The Post editorialized:
Mr. Bush's proposal gives workers the option of diverting part of their Social Security taxes into personal accounts; in return, workers who exercise that option accept a cut in future payments from the traditional Social Security system. This exchange is designed to be financially neutral for the government.
In arguing that privatization would be “financially neutral for the government,” the Post ignored the trillions of dollars in predicted transition costs required to implement the changes. Even Vice President Dick Cheney has admitted that the government would need to borrow trillions of dollars for promised Social Security payouts over the next few decades to replace funds that would be diverted into private accounts.
The Post continued:
But this doesn't mean that personal accounts have no impact on Social Security's solvency. By investing partly in stocks, personal accounts would boost benefits for the average retiree -- and hence make it politically easier to take the tough steps necessary to fix the solvency problem.

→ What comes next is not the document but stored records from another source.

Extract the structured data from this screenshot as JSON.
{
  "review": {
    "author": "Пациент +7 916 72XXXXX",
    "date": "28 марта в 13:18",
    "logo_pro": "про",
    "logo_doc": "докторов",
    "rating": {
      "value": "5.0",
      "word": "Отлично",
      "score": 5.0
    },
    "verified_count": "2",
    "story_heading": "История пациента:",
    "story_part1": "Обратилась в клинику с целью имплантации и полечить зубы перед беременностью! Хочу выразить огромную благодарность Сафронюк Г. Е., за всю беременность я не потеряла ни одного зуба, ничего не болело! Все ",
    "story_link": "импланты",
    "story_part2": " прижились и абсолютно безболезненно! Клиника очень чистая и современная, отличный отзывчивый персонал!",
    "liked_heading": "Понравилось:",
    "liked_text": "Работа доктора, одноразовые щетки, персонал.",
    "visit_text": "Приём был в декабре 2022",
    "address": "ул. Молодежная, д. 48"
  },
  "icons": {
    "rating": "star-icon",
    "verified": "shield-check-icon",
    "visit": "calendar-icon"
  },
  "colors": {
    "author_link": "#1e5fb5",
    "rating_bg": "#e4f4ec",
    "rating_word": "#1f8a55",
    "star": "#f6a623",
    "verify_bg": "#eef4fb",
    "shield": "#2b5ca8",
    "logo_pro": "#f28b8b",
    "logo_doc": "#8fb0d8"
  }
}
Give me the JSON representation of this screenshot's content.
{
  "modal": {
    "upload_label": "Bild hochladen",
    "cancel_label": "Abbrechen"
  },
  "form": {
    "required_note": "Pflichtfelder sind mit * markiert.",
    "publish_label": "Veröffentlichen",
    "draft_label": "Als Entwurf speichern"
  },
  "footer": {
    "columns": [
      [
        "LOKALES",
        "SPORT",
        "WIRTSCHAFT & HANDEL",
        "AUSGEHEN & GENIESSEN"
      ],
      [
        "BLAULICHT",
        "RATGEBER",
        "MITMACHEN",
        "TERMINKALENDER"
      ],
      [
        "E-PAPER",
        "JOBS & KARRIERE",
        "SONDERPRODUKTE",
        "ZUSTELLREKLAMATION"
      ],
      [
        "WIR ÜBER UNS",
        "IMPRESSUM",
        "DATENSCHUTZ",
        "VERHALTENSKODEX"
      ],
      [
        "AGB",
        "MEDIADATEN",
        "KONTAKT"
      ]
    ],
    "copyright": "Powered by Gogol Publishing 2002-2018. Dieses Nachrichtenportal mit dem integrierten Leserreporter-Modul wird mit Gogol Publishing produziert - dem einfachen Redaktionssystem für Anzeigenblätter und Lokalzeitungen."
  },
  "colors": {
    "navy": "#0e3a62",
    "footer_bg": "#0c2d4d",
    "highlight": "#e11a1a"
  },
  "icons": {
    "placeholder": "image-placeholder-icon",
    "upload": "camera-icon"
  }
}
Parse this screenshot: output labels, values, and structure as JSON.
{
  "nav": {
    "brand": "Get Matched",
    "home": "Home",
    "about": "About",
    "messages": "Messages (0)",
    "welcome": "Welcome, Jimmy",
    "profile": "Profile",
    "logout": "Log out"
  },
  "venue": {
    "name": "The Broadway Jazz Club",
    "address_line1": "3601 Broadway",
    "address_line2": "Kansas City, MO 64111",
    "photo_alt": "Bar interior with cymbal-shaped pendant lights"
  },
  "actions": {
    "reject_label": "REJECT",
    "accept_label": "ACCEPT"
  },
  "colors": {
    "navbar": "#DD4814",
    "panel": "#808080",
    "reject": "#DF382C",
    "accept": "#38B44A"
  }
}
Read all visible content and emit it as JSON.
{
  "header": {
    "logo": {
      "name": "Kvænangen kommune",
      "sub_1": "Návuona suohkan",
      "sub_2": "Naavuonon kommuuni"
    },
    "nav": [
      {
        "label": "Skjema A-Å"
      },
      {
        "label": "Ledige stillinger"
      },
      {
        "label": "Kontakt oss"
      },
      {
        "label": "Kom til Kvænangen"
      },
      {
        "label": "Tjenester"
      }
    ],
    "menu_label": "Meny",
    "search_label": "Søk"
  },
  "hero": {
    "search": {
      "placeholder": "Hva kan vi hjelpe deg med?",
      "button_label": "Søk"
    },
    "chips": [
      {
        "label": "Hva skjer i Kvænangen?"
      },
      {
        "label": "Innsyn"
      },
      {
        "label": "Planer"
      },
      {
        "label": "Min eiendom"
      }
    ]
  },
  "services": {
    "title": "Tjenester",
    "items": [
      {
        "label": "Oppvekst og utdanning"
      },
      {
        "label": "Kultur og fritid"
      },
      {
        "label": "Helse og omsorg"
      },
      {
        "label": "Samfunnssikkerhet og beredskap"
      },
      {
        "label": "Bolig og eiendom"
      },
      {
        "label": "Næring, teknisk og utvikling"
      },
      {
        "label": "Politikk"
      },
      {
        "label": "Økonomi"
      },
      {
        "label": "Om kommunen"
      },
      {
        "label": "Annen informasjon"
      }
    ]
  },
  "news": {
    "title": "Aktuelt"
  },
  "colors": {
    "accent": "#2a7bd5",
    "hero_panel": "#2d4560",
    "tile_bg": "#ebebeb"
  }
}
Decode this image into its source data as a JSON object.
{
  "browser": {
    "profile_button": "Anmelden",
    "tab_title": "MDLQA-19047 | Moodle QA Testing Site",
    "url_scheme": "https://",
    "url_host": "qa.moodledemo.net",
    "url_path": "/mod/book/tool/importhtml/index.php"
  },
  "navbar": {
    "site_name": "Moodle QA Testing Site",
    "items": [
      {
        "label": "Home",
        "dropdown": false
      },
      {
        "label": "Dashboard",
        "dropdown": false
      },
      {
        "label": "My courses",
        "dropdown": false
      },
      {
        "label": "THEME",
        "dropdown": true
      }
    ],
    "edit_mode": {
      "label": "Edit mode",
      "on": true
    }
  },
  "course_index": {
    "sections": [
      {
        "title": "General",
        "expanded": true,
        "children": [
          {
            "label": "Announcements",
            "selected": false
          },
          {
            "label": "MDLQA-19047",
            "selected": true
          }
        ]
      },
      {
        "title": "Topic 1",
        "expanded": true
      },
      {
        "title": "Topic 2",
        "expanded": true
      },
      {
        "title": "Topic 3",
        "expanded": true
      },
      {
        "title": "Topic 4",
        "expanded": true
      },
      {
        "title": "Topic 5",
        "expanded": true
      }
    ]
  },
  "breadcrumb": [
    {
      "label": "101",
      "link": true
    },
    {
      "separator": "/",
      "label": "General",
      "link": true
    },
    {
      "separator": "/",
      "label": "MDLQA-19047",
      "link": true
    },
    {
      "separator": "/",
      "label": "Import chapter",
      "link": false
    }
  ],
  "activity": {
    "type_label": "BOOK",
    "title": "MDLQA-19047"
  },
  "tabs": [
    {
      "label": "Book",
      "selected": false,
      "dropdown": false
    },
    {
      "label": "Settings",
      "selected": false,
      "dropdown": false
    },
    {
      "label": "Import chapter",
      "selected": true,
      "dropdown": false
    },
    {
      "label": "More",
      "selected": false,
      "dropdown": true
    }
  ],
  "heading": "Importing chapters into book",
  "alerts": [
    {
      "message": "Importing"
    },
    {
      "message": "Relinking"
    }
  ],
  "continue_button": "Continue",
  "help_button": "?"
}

The Post is employing the type of obfuscation and euphemism one might expect out of a politician, not a newspaper. When the Post uses the phrase “take the tough steps necessary to fix the solvency problem” in this context, it means “cut guaranteed benefits.”
The Post then discussed projections of higher rates of return on private accounts versus Social Security:
Even though these projections are produced by nonpartisan scorekeepers, the administration's critics claim that the promise of extra returns from personal accounts is somehow illusory. They argue that, if investors are rational, there can be no real “equity premium”: The proposition that you can conjure up money by shifting Social Security resources into equities presupposes that the sellers of those magical equities are idiots.
Here, the Post is setting up a straw man, suggesting that opponents of privatization don't think it is possible to make money in the stock market. But that isn't what opponents of privatization are worried about; instead, they are worried about the increased risk to individuals of shifting money out of Social Security and into the stock market. As the Post itself admits, privatization “would transfer investment uncertainty to individuals, the poorest of whom may arguably be ill-placed to shoulder it.” Further, some opponents of privatization note, as Princeton economist and New York Times columnist Paul Krugman did in a February 1 column, that “if the economy grows fast enough to generate a rate of return that makes privatization work, it will also yield a bonanza of payroll tax revenue that will keep the current system sound for generations to come.” Finally, they also note that the ultimate beneficiaries of such a plan could well be Wall Street fund managers, anticipating billions of dollars in investor fees that will come directly out of individual workers' private accounts.
Finally, the Post relied on “Goldman Sachs researchers” to support its pro-privatization arguments:
The critics also argue that mass Social Security purchases of equities will drive their prices up. So even if equities are a bargain at the outset, they soon won't be. But Social Security purchases of equities would not be big enough to trigger serious price moves in the nation's extremely deep and liquid capital markets. Goldman Sachs researchers recently noted that annual equity accumulation by personal account holders would peak at 0.6 percent of the value of the market. That modest spike in demand for equities would be swamped by potential swings in the supply.
Though the Post didn't mention the conflict, Goldman Sachs isn't a disinterested observer. It is, in fact, a Wall Street investment firm that stands to reap enormous benefits from the establishment of private accounts. As a March 5, 2001, Mother Jones article noted:
Bush's Social Security plan would also be a bonanza for Goldman Sachs, which would be “well-positioned to benefit from higher trading volumes, more public offerings, and rising equity prices.” Dan Cook, a partner at the investment bank, gave $151,000 to Republican campaigns. When not trading securities, Cook sits on the board of the National Center for Policy Analysis in Dallas. Last October [2000], the center kicked off a nationwide television advertising campaign to tout the benefits of privatizing the entire Social Security system. As the campaign headed into the final stretch, the group released a study designed to counter criticisms of Bush's proposal and claimed that Gore's competing plan would lead to huge budget deficits.